Genetic models
Mouse overexpressing neuropeptide Y under the promoter of dopamine-beta-hydroxylase in adrenergic and noradrenergic neurons presents with a Metabolic Syndrome -like phenotype with increased fat mass and impaired glucose tolerance without hyperphagia. The mice are susceptible to induction of vascular hypertrophy.
Vähätalo et al, Acta Physiol 2015
Salomäki-Myftari et al, PloS One 2016
Ailanen et al, J Endocrinol 2017
Diet-induced models
Diets high in fat and/or sucrose content are used to induce fat mass gain, insulin resistance, hyperlipidemia, hypercholesterolemia, hepatosteatosis and impaired vascular function. Effects of pharmacological, dietary and exercise interventions can be studied in the diet-induced mouse models of obesity and impaired glucose tolerance.
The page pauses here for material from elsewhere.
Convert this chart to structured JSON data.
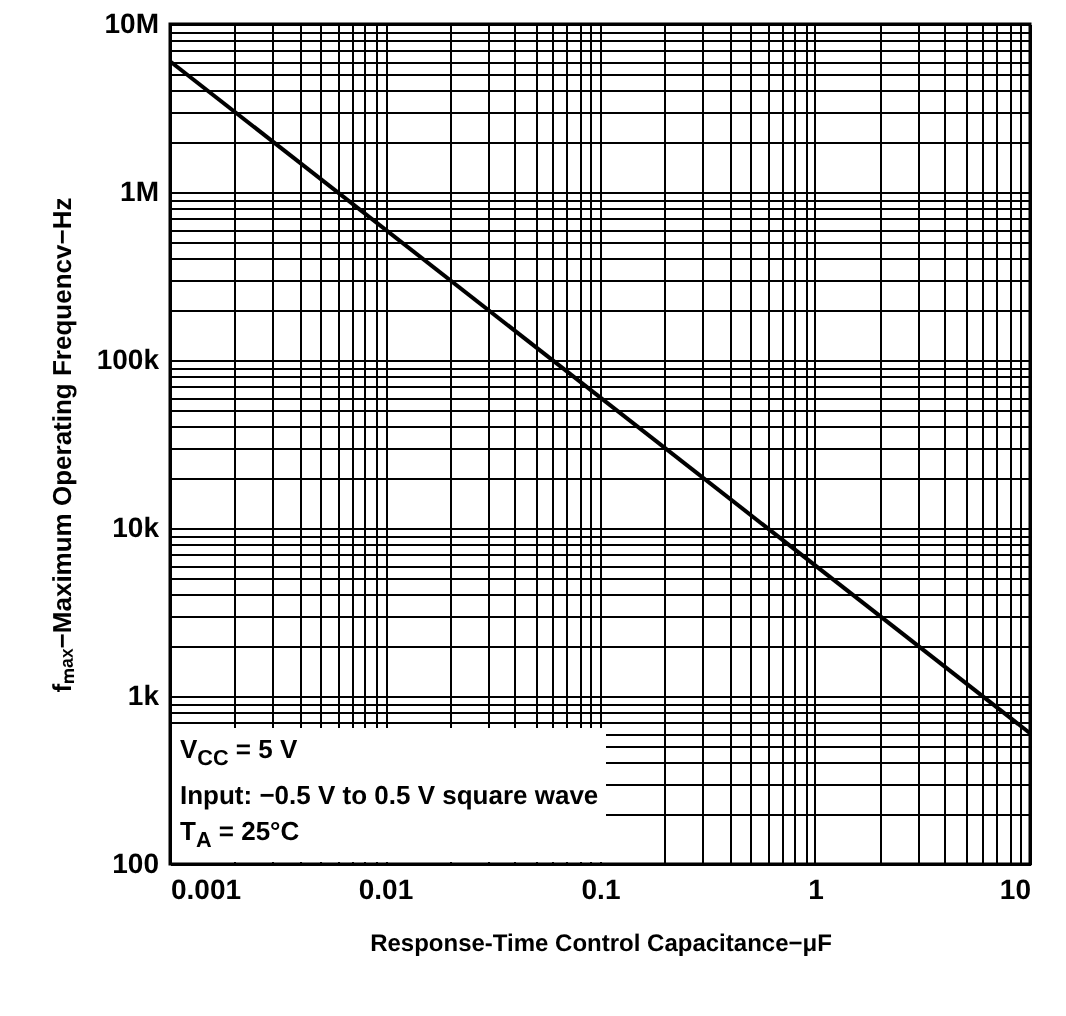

Heinonen I et al Acta Physiol 2014
Ailanen et al, Front Pharmacol 2018
Ruohonen et al, Neurondocrinology 2018
Type 1 Diabetes
Non-obese diabetic (NOD) mice develop an autoimmune diabetes spontaneously with age. The model can be used to study pathogenesis and prevention of type 1 diabetes.
Sysi-Aho M et al Metabolic regulation in progression to type 1 diabetes, PLoS Computational Biology 7:e1002257, 2011.
Alam CM et al. Keratin 8 modulates ß-cell stress responses and normoglyceamia. J. Cell Sci. 126:5635-5644, 2013.
Chemically induced model of diabetes
Streptozotocin (STZ) is used to destroy pancreatic β-cells, reduce the production of insulin leading to hyperglycemia and a commonly used model for of Type I diabetes. Acute and chronic diabetic phenotypes are studied. Combining low-dose STZ with diet-induced insulin release is used to model type 2 diabetes.
Alam CM et al. Keratin 8 modulates ß-cell stress responses and normoglyceamia. J. Cell Sci. 126:5635-5644, 2013.